Based on these complete population data on all counties outside Alaska, we know that the relationship trend between Trump’s 2016 support and the median rent in a county is:

\[\text{perrep_2016} = 84.583 - 0.041 * \text{median_rent}\]

8.1.1 Different samples, different estimates

FORGET THAT YOU KNOW ALL OF THE ABOVE.

Let’s pretend that we are working within the typical scenario - we do not have access to the entire population of interest. Instead, we need to estimate the true trend (regression line) using data from a randomly selected sample of counties. That is, we’ll use the sample model to estimate the true, but unknown population model.

Exercise 8.1 (Sampling and randomness in RStudio) We’ll be taking some random samples of counties throughout this activity. The underlying random number generator plays a role in the random sample we happen to get:

# Try the following chunk A FEW TIMES
sample_n(politics, size = 2, replace = FALSE)

# Try the following FULL chunk A FEW TIMES
set.seed(155)
sample_n(politics, size = 2, replace = FALSE)

NOTE: If we set.seed(some positive integer) before taking a random sample, we’ll get the same results.

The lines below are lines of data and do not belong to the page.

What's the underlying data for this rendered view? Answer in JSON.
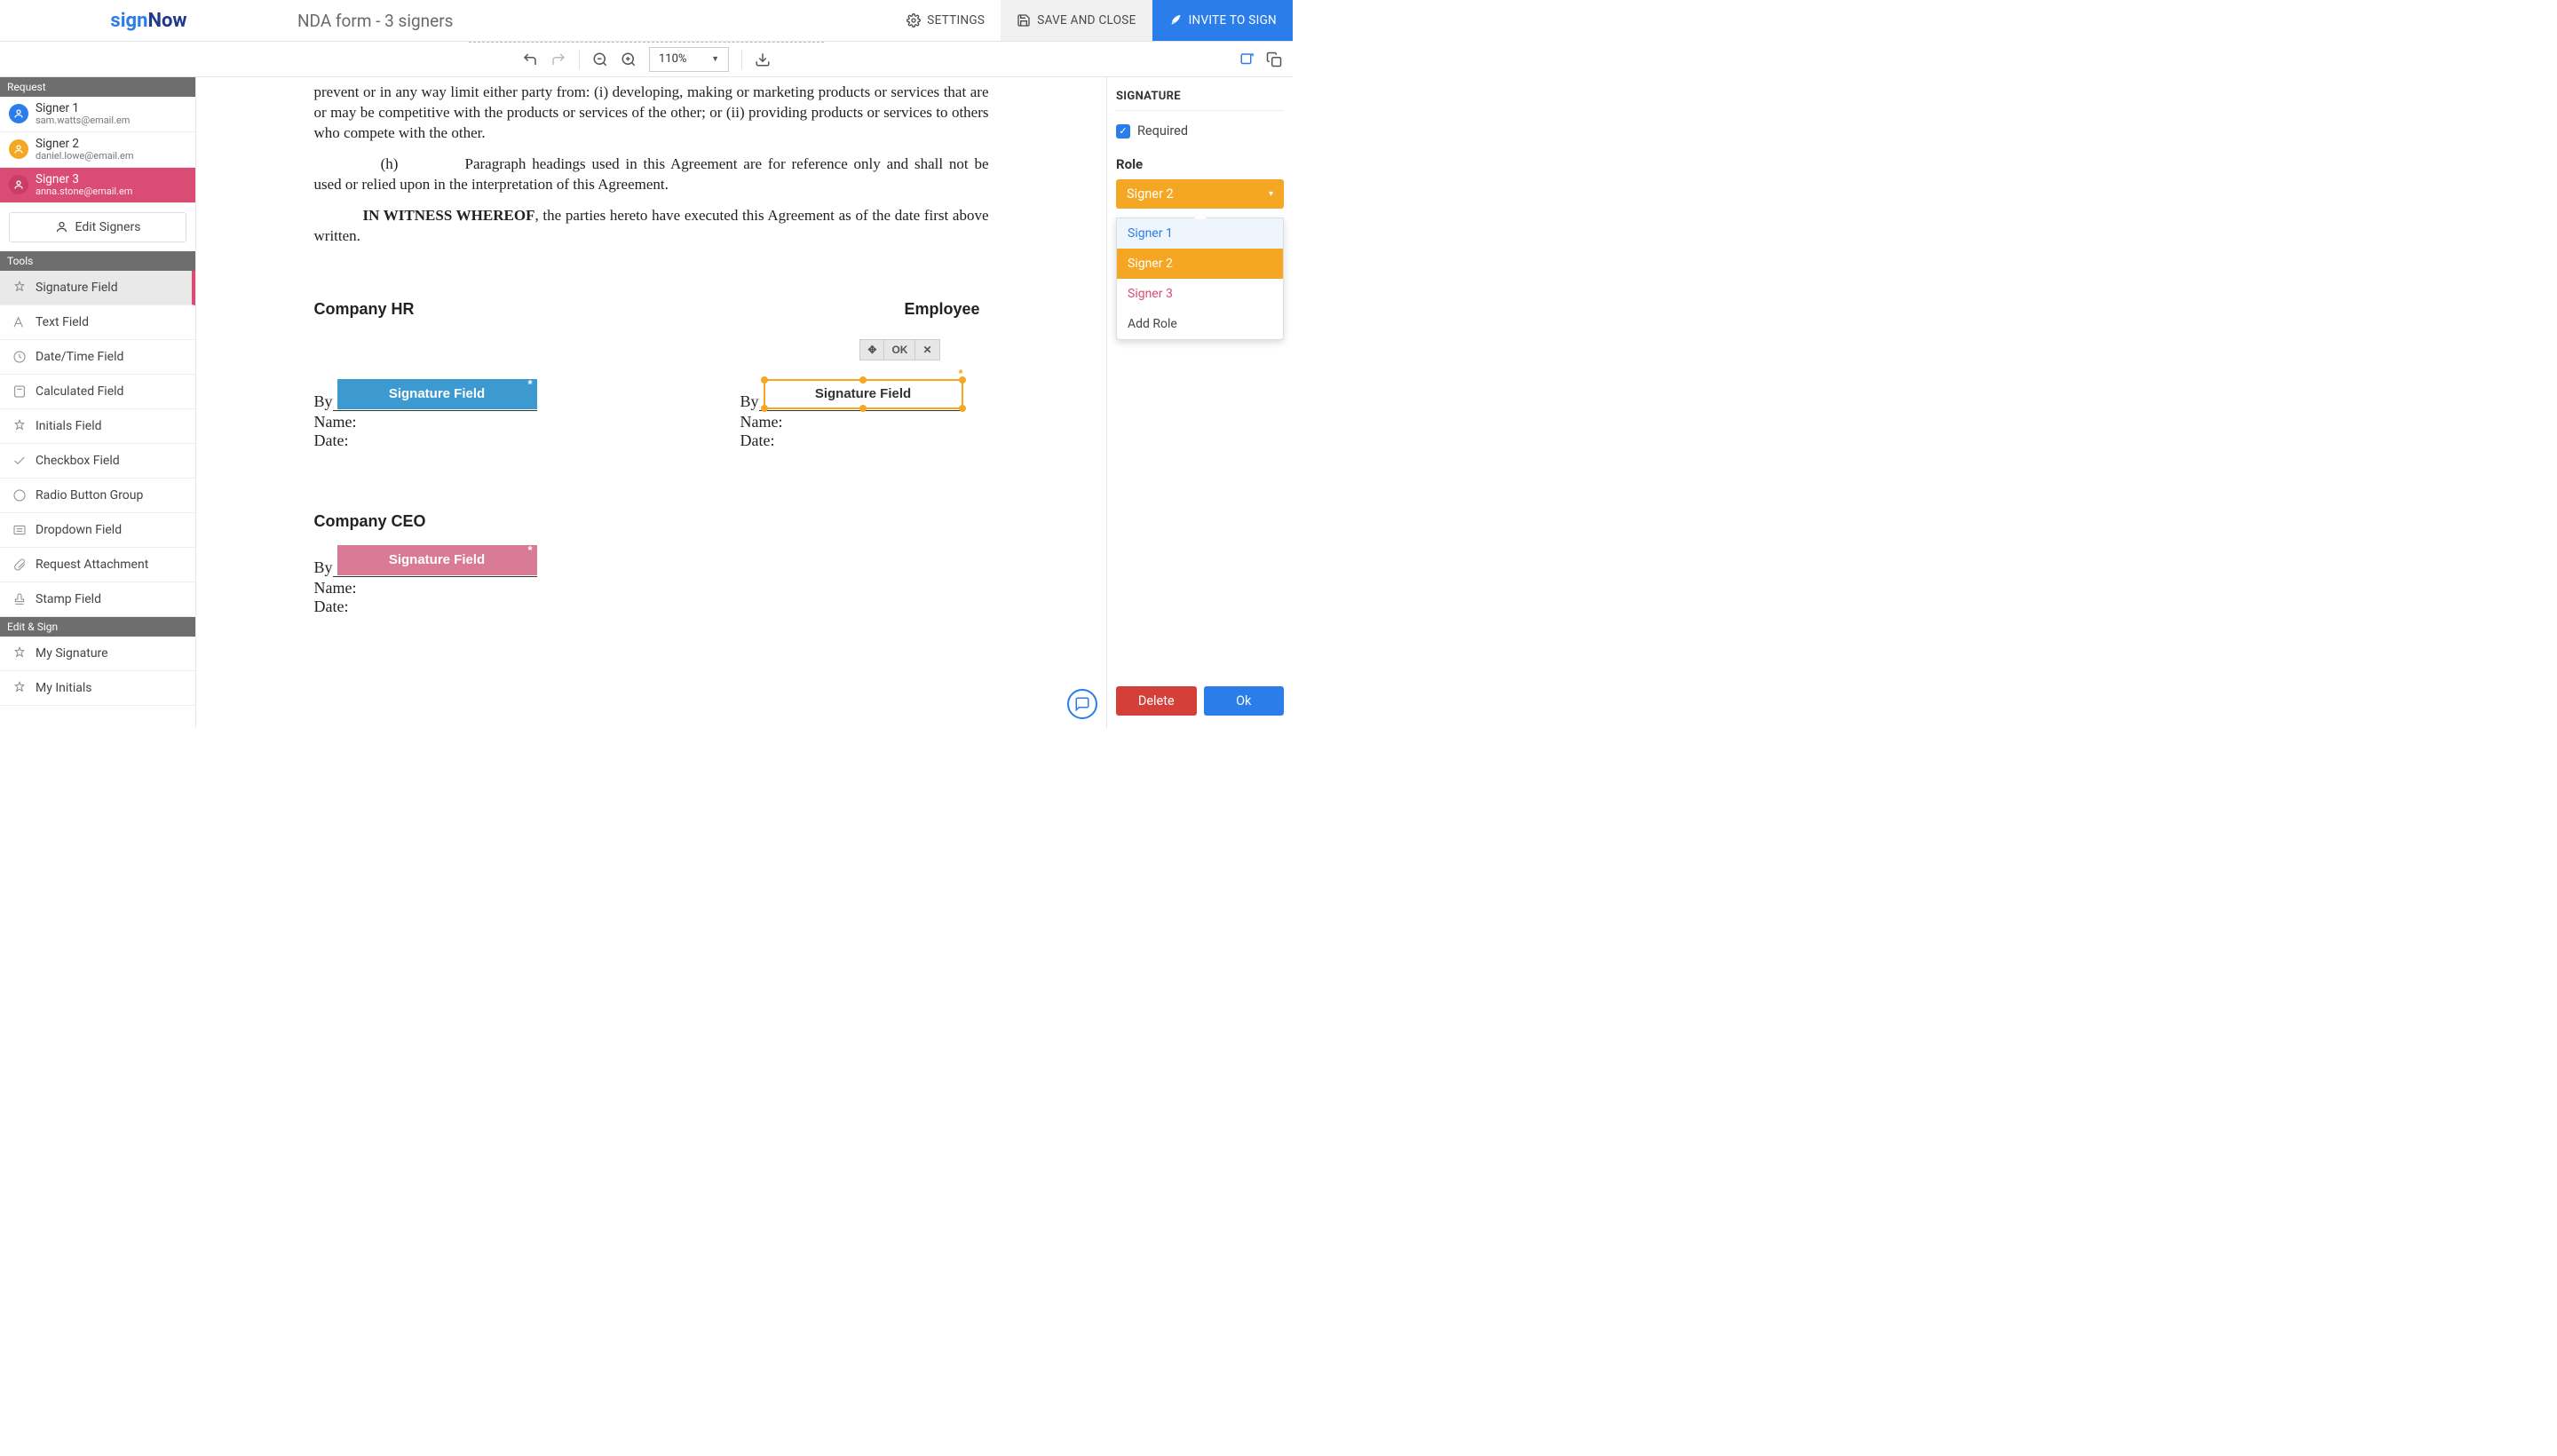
{
  "brand": {
    "part1": "sign",
    "part2": "Now"
  },
  "document": {
    "title": "NDA form - 3 signers"
  },
  "topbar": {
    "settings": "SETTINGS",
    "save": "SAVE AND CLOSE",
    "invite": "INVITE TO SIGN"
  },
  "toolbar": {
    "zoom": "110%"
  },
  "sidebar_left": {
    "request_header": "Request",
    "signers": [
      {
        "name": "Signer 1",
        "email": "sam.watts@email.em",
        "avatar_bg": "#2b7de9"
      },
      {
        "name": "Signer 2",
        "email": "daniel.lowe@email.em",
        "avatar_bg": "#f5a623"
      },
      {
        "name": "Signer 3",
        "email": "anna.stone@email.em",
        "avatar_bg": "#da4c74"
      }
    ],
    "edit_signers": "Edit Signers",
    "tools_header": "Tools",
    "tools": [
      "Signature Field",
      "Text Field",
      "Date/Time Field",
      "Calculated Field",
      "Initials Field",
      "Checkbox Field",
      "Radio Button Group",
      "Dropdown Field",
      "Request Attachment",
      "Stamp Field"
    ],
    "edit_sign_header": "Edit & Sign",
    "edit_sign": [
      "My Signature",
      "My Initials"
    ]
  },
  "doc": {
    "p1": "prevent or in any way limit either party from: (i) developing, making or marketing products or services that are or may be competitive with the products or services of the other; or (ii) providing products or services to others who compete with the other.",
    "p2_lead": "(h)",
    "p2": "Paragraph headings used in this Agreement are for reference only and shall not be used or relied upon in the interpretation of this Agreement.",
    "witness_bold": "IN WITNESS WHEREOF",
    "witness_rest": ", the parties hereto have executed this Agreement as of the date first above written.",
    "col1_head": "Company HR",
    "col2_head": "Employee",
    "by": "By",
    "name": "Name:",
    "date": "Date:",
    "ceo_head": "Company CEO",
    "sig_label": "Signature Field"
  },
  "field_toolbar": {
    "move": "✥",
    "ok": "OK",
    "close": "✕"
  },
  "sidebar_right": {
    "title": "SIGNATURE",
    "required": "Required",
    "role_label": "Role",
    "selected_role": "Signer 2",
    "options": [
      {
        "label": "Signer 1",
        "cls": "s1"
      },
      {
        "label": "Signer 2",
        "cls": "s2"
      },
      {
        "label": "Signer 3",
        "cls": "s3"
      },
      {
        "label": "Add Role",
        "cls": "add"
      }
    ],
    "delete": "Delete",
    "ok": "Ok"
  }
}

This reproducibility is important:

we get the same results every time we knit the Rmd
we can share our work with others and ensure they get our same answers
it would not be great if you submitted your work to, say, a journal, and weren’t able to back up / confirm / reproduce your results!

Exercise 8.2 (Class experiment) Let’s each take a sample and see what we get.
a. Let your seed be your birthday month (1 or 2 digits) and day (2 digits). For example January 5 is 105, September 10 is 910, October 5 is 1005, and December 10 is 1210. Set this in RStudio:

set.seed(YOURSEED)

b. Take a random sample of 10 counties using the syntax above, and save it as sample1.
c. Construct and plot your sample model. How close is this estimate to the actual population model (perrep_2016 = 84.58 - 0.04 * median_rent)?
d. Without setting your seed again, take another sample of 10 counties, save it as sample2, and repeat part (c). How does this compare to the population model? The sample model calculated from sample_1?
e. Indicate your sample_1 and sample_2 intercept and slope estimates in this survey.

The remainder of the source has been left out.